The Foundation
The B612 Foundation is a California non-profit, private foundation organized under the provisions of 501(c)(3). Contributions to support its work are tax exempt. Its principle offices are in Mountain View, CA.
The name of the organization derives from the Antoine de Saint-Exupery’s story The Little Prince, who lived on an asteroid called B612.
Meet the Team:
Ed Lu
Ed Lu is a former NASA astronaut who flew 3 space missions including 6 months on the International Space Station. From 2007-2010, he led the Advanced Projects group at Google, where his teams developed imaging technology for Google Earth/Maps, Google Street View, and energy information products including Google PowerMeter. He holds a PhD in astrophysics from Stanford University, and a bachelors degree in Electrical Engineering from Cornell University. He is currently Chairman of the B612 Foundation.
Rusty Schweickart
Rusty Schweickart was the Lunar Module Pilot on the Apollo 9 mission, 3-13 March 1969. From 1979-1983 he was Chairman of the California Energy Commission. In 1985 he founded the Association of Space Explorers and served as President of ASE-USA until 1989. From 1990-1999 Schweickart was founder and CEO of several space and internet startups. Schweickart served as Chairman of B612 Foundation from 2001-2011. Full bio
Clark Chapman
Clark Chapman is a planetary scientist whose research has specialized in studies of asteroids and cratering of planetary surfaces, using telescopes, spacecraft, and computers. He is a past Chair of the Division for Planetary Sciences (DPS) of the American Astronomical Society and was the first editor of the “Journal of Geophysical Research – Planets.” He is a winner of the DPS’s Carl Sagan Award for Excellence in Public Communication in Planetary Sciences. He has been on the science teams of the Galileo, Near-Earth Asteroid Rendezvous (NEAR-Shoemaker), and MESSENGER missions. He has undergraduate, Master’s, and PhD degrees from Harvard (astronomy), M.I.T. (meteorology), and M.I.T. (planetary science), respectively. For many years he was at the Planetary Science Institute (SAIC) in Tucson and has been at Southwest Research Institute in Boulder since 1996.
Dan Durda
Dr. Durda is a Principal Scientist in the Dept. of Space Studies of the Southwest Research Institute’s Boulder Colorado office. He has over 20 years of experience researching the collisional and dynamical evolution of main-belt and near-Earth asteroids, Vulcanoids, Kuiper belt comets, and interplanetary dust. He is an active pilot, with time logged in over a dozen types of aircraft including the F/A-18 Hornet and the F-104 Starfighter, and was a 2004 NASA astronaut selection finalist.
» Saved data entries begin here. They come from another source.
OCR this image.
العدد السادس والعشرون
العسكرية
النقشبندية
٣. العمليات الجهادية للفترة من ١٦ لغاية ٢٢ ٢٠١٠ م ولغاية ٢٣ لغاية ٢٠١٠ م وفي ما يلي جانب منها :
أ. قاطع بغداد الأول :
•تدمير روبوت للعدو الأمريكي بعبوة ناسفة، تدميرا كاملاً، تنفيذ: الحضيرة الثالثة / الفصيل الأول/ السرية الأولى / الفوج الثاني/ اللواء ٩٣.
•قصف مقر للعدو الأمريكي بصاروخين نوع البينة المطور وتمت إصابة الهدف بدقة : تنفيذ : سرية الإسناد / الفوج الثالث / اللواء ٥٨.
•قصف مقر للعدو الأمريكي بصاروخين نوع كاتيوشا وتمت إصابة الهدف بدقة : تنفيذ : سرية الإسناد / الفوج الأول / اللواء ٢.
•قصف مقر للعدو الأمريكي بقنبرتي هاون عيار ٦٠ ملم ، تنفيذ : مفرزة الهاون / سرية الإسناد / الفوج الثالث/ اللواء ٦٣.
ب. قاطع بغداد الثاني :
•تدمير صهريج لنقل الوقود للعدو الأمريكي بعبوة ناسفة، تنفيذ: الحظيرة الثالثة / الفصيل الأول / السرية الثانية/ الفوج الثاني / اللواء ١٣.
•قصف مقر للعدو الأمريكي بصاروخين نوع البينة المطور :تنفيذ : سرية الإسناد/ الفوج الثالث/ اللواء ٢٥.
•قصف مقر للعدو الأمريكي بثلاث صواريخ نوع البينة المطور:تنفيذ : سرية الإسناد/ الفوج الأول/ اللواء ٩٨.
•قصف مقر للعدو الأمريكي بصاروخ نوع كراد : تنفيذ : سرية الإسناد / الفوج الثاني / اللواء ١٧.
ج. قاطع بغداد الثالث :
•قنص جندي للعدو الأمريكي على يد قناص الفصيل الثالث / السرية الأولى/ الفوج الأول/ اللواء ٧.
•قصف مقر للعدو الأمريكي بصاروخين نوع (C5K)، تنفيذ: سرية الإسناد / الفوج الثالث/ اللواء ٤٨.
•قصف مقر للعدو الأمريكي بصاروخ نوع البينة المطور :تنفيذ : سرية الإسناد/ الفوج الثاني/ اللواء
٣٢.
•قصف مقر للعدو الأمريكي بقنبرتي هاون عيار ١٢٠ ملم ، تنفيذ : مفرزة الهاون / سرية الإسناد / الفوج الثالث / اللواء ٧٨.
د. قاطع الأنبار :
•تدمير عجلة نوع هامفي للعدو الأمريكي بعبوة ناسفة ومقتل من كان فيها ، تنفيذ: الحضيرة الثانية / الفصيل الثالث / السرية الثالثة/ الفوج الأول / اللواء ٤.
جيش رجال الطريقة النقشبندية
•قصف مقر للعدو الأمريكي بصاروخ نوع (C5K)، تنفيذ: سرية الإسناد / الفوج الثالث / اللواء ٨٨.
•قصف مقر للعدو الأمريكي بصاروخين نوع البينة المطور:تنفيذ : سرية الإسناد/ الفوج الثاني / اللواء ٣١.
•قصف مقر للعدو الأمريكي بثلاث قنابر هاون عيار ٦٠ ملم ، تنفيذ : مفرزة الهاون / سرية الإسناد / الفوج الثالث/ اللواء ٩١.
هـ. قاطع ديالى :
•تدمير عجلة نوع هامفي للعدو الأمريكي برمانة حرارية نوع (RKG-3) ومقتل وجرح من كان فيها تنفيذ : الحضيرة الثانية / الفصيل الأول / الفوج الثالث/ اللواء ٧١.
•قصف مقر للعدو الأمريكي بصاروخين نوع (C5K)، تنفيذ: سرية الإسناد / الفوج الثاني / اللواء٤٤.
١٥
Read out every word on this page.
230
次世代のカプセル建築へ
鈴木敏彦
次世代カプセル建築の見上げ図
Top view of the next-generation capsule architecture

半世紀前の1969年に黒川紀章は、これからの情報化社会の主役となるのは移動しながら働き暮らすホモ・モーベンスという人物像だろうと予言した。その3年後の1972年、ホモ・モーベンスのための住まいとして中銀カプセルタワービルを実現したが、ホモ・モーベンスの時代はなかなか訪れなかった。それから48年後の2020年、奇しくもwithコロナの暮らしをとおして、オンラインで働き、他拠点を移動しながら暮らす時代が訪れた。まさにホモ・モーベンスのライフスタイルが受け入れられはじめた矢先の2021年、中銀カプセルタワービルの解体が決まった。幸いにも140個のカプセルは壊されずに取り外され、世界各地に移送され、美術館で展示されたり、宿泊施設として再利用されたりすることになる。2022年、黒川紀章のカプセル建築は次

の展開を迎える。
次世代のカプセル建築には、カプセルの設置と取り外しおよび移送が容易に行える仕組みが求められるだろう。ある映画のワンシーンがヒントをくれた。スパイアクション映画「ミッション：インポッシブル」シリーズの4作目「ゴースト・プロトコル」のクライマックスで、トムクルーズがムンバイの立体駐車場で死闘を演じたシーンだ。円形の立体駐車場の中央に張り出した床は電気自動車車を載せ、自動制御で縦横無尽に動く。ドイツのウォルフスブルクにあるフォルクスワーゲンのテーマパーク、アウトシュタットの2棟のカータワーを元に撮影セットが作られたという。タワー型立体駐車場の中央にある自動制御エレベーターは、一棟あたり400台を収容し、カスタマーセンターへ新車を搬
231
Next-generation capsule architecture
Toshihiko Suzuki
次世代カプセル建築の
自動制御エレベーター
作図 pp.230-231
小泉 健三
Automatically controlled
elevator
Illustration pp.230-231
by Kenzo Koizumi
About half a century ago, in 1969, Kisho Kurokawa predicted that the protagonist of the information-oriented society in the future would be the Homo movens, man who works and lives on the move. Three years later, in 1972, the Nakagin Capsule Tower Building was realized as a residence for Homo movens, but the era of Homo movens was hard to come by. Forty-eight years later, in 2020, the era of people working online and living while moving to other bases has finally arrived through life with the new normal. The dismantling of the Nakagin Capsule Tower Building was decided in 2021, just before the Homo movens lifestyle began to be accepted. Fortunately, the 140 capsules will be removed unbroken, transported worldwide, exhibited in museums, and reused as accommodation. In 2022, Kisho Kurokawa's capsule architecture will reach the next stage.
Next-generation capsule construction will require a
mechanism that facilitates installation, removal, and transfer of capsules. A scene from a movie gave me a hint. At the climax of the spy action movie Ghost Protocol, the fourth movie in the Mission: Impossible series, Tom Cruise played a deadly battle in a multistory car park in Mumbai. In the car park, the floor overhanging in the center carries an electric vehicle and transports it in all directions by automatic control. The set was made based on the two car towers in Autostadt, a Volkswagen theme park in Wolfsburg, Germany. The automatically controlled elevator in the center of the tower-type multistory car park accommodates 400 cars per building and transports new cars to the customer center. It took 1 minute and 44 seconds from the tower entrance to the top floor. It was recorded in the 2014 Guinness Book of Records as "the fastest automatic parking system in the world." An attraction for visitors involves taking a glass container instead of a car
He serves as a flight astronomer for the SWUIS-A airborne astronomical imaging system flown aboard NASA and military high- performance, high-altitude aircraft and has spent over 84 minutes of time in zero-gravity conducting experiments on NASA’s KC-135 Reduced Gravity Research Aircraft. Durda is one of three SwRI payload specialists who will fly on multiple suborbital spaceflights on Virgin Galactic’s Enterprise and XCOR Aerospace’s Lynx.
Piet Hut
Piet Hut is a professor of astrophysics at the Institute for Advanced Study in Princeton, NJ, where he is also the head of the Program for Interdisciplinary Studies. While his main specialization is in stellar and planetary dynamics, many of his more than two hundred articles are written in collaboration with colleagues from different fields, ranging from particle physics, geophysics and paleontology to computer science, cognitive psychology and philosophy
Geoff Baehr
Geoffrey Baehr is a technical advisor to numerous venture capital firms, startups and other companies. He previously was a General Partner at US Venture Partners, managing a >$2B portfolio of diverse startups. Prior to this he was Chief Network Office (CTO) for Networking at Sun Microsystems for 13 1/2 yrs, in charge of technical directions in networking and scaling, protocol design and implementation. He also led Advanced Development, Network Security and other areas. He also has been a licensed paramedic, is a POST qualified level II Reserve Police Officer and is head diver for the San Mateo County Sheriff’s Office Dive Unit. Geoff has worked as a commercial diver, recreational dive instructor, salvage and at other underwater activities. He is a qualified sidescan and sector scan sonar operator, underwater search and recovery specialist and captains various vessels, both power and sail.
Harold Reitsema
Harold Reitsema is a Planetary Scientist who discovered moons of Saturn and Neptune with ground-based telescopes. During 26 years at Ball Aerospace he helped to design and build many NASA space science missions including Deep Impact, Kepler, Spitzer and instruments for the Hubble Space Telescope. He holds a Ph.D. in Astronomy from New Mexico State University. He is currently a consultant to the aerospace industry and a co-investigator for NASA’s New Horizons mission to Pluto and beyond.